En Colombia, un país en el que durante siglos la vida cotidiana ha estado marcada por la violencia, más vale no empezar a contar los crímenes porque las cifras empiezan a quemar. La cantidad de bandidos y asesinos múltiples que ha dado el país es infinita. Los hay desde tiempos coloniales, pero mencionemos solo los más recientes y famosos. Está Efraín González, un bandolero al que, a mediados del siglo pasado, se le atribuía la capacidad de hacerse invisible y, además, se le acusaba de 365 asesinatos. Poco después, apareció Tirofijo, guerrillero mítico, al que el Estado atribuye miles de crímenes y quien murió tranquilamente en la selva y acompañado de su última mujer. Detrás de ellos llegó Carlos Castaño, un paramilitar que de su propia mano mató a decenas de personas y que ordenó incontables masacres. La mayoría de ellas auspiciadas por el ejército y ejecutadas por órdenes de políticos.

La costumbre de administrar la vida diaria con muertos estaba bien asentada en el país cuando apareció el narcotráfico y acrecentó la lista de asesinos. Sobresale entre ellos Pablo Escobar, que tenía una banda de sicarios a su servicio y que, dirigiéndola con sevicia, fue capaz de doblegar al Estado para que cambiara la constitución y para que le permitiera hacer una cárcel a medida donde “someterse a la justicia”.

Del ejército de sicarios de Pablo, sobrevivió el más mediático y hablador de sus matones: Popeye. Hizo mal, porque en un mundo donde toda lógica la domina la muerte, un sobreviviente es un verdadero dilema. A Popeye se le juzgó por 300 asesinatos y se le condenó a más de treinta años de prisión. Mientras los purgaba confesó otros tres mil crímenes, se hizo amigo de industriales y políticos que pagaban condenas a su lado, se dedicó a dar entrevistas a los medios, coescribió libros y aceptó colaborar con los jueces para esclarecer algunos de los magnicidios que ejecutó a las órdenes de Escobar.

Ahora, una vez pagada buena parte de la condena, Popeye va a salir libre. Pero es tal el rastro de dolor y muerte que ha dejado, que su salida de la cárcel pone histérico al país. ¿Está bien que un hombre que ha matado a centenares de personas y ha mostrado poco arrepentimiento, recobre la libertad? La gente también se pregunta si es seguro soltarlo y si no es mejor buscar una manera de mantenerlo preso. Al mismo tiempo, se oyen las voces de quienes dicen que cumplió con la ley y tiene el derecho de seguir con su vida.
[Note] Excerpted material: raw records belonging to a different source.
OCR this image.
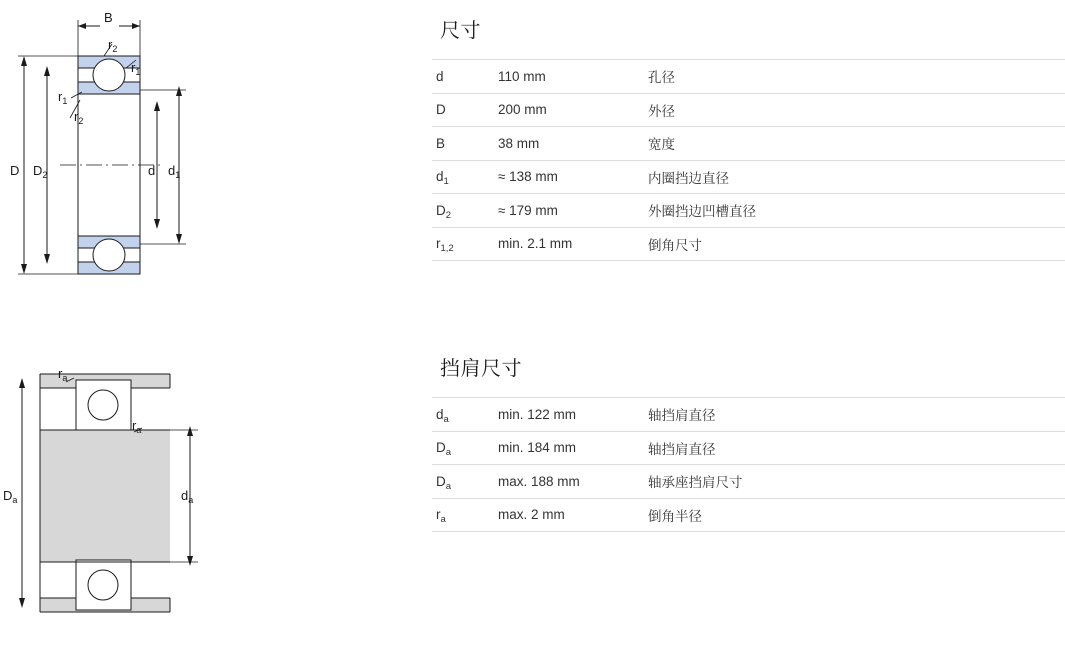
B
$r_2$
$r_1$
$r_1$
$r_2$
D $D_2$	d $d_1$
$r_a$
$r_a$
$D_a$	$d_a$
尺寸
d	110 mm	孔径
D	200 mm	外径
B	38 mm	宽度
$d_1$	≈ 138 mm	内圈挡边直径
$D_2$	≈ 179 mm	外圈挡边凹槽直径
$r_{1,2}$	min. 2.1 mm	倒角尺寸
挡肩尺寸
$d_a$	min. 122 mm	轴挡肩直径
$D_a$	min. 184 mm	轴挡肩直径
$D_a$	max. 188 mm	轴承座挡肩尺寸
$r_a$	max. 2 mm	倒角半径
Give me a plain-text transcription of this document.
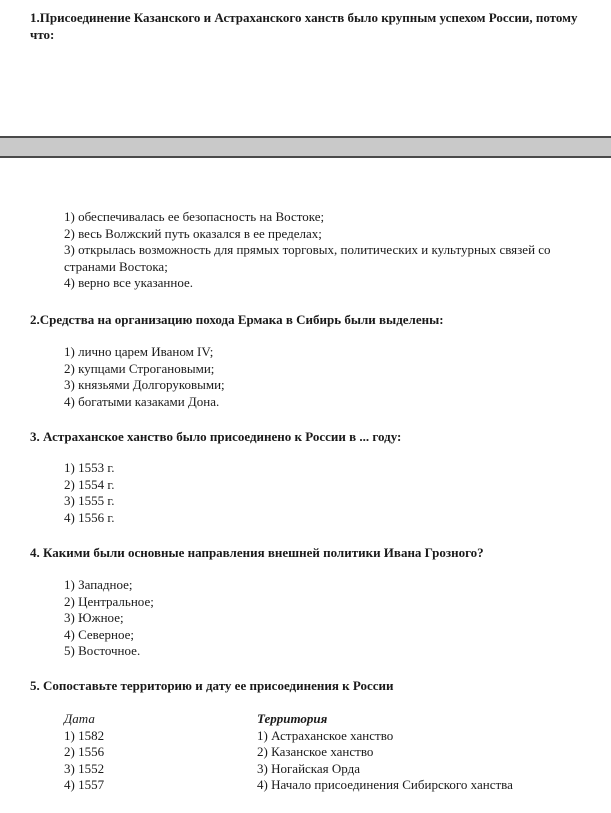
1.Присоединение Казанского и Астраханского ханств было крупным успехом России, потому что:
1) обеспечивалась ее безопасность на Востоке;
2) весь Волжский путь оказался в ее пределах;
3) открылась возможность для прямых торговых, политических и культурных связей со странами Востока;
4) верно все указанное.
2.Средства на организацию похода Ермака в Сибирь были выделены:
1) лично царем Иваном IV;
2) купцами Строгановыми;
3) князьями Долгоруковыми;
4) богатыми казаками Дона.
3. Астраханское ханство было присоединено к России в ... году:
1) 1553 г.
2) 1554 г.
3) 1555 г.
4) 1556 г.
4. Какими были основные направления внешней политики Ивана Грозного?
1) Западное;
2) Центральное;
3) Южное;
4) Северное;
5) Восточное.
5. Сопоставьте территорию и дату ее присоединения к России
Дата
1) 1582
2) 1556
3) 1552
4) 1557
Территория
1) Астраханское ханство
2) Казанское ханство
3) Ногайская Орда
4) Начало присоединения Сибирского ханства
Aparecen los leguleyos que afirman que como colaboró con la justicia ya está redimido ante el Estado. Y hasta surge el espíritu religioso y hay quien dice que es hora de que esta alma perdida obtenga la redención del Señor.

Pero más allá de los sentimientos encontrados y la diversidad de voces, el verdadero problema es lo difícil que es cuantificar y castigar el asesinato cuando la sociedad ha permitido que esta sea la herramienta que dirima las disputas familiares, las diferencias económicas y los conflictos políticos y sociales. Juntar violencia y cifras en un país como Colombia es desolador, un oficio infame donde las cifras se salen de cualquier cauce y donde, al verlas, solo se consigue estar cada vez más aturdido.

Esto ocurre porque todavía nos falta aprender que más que debatir por la salida de un sicario de la cárcel, lo que debemos es aceptar por fin que un solo asesinato es demasiado y que después de ese primer muerto lo único que sigue es el abismo. Ninguna vida paga otra vida. El criminal que sobrevive a la víctima, por más que sea castigado, nunca repara ni una mínima parte del daño que ha hecho. Entonces, ¿cómo puede un solo hombre pagarle a la sociedad miles de muertos? Es esto lo que debemos aprender. Que con la muerte no vale hacer negocios debajo de la mesa y que mientras no hagamos un pacto real para respetar la vida, siempre viviremos en el peor de los absurdos. En un absurdo que hemos aprendido a mantener oculto, pero que cuando brota y se convierte en un sicario abandonando sonriente la cárcel nos deja ver cómo hemos enturbiado nuestras vidas con demasiada violencia y con demasiada muerte.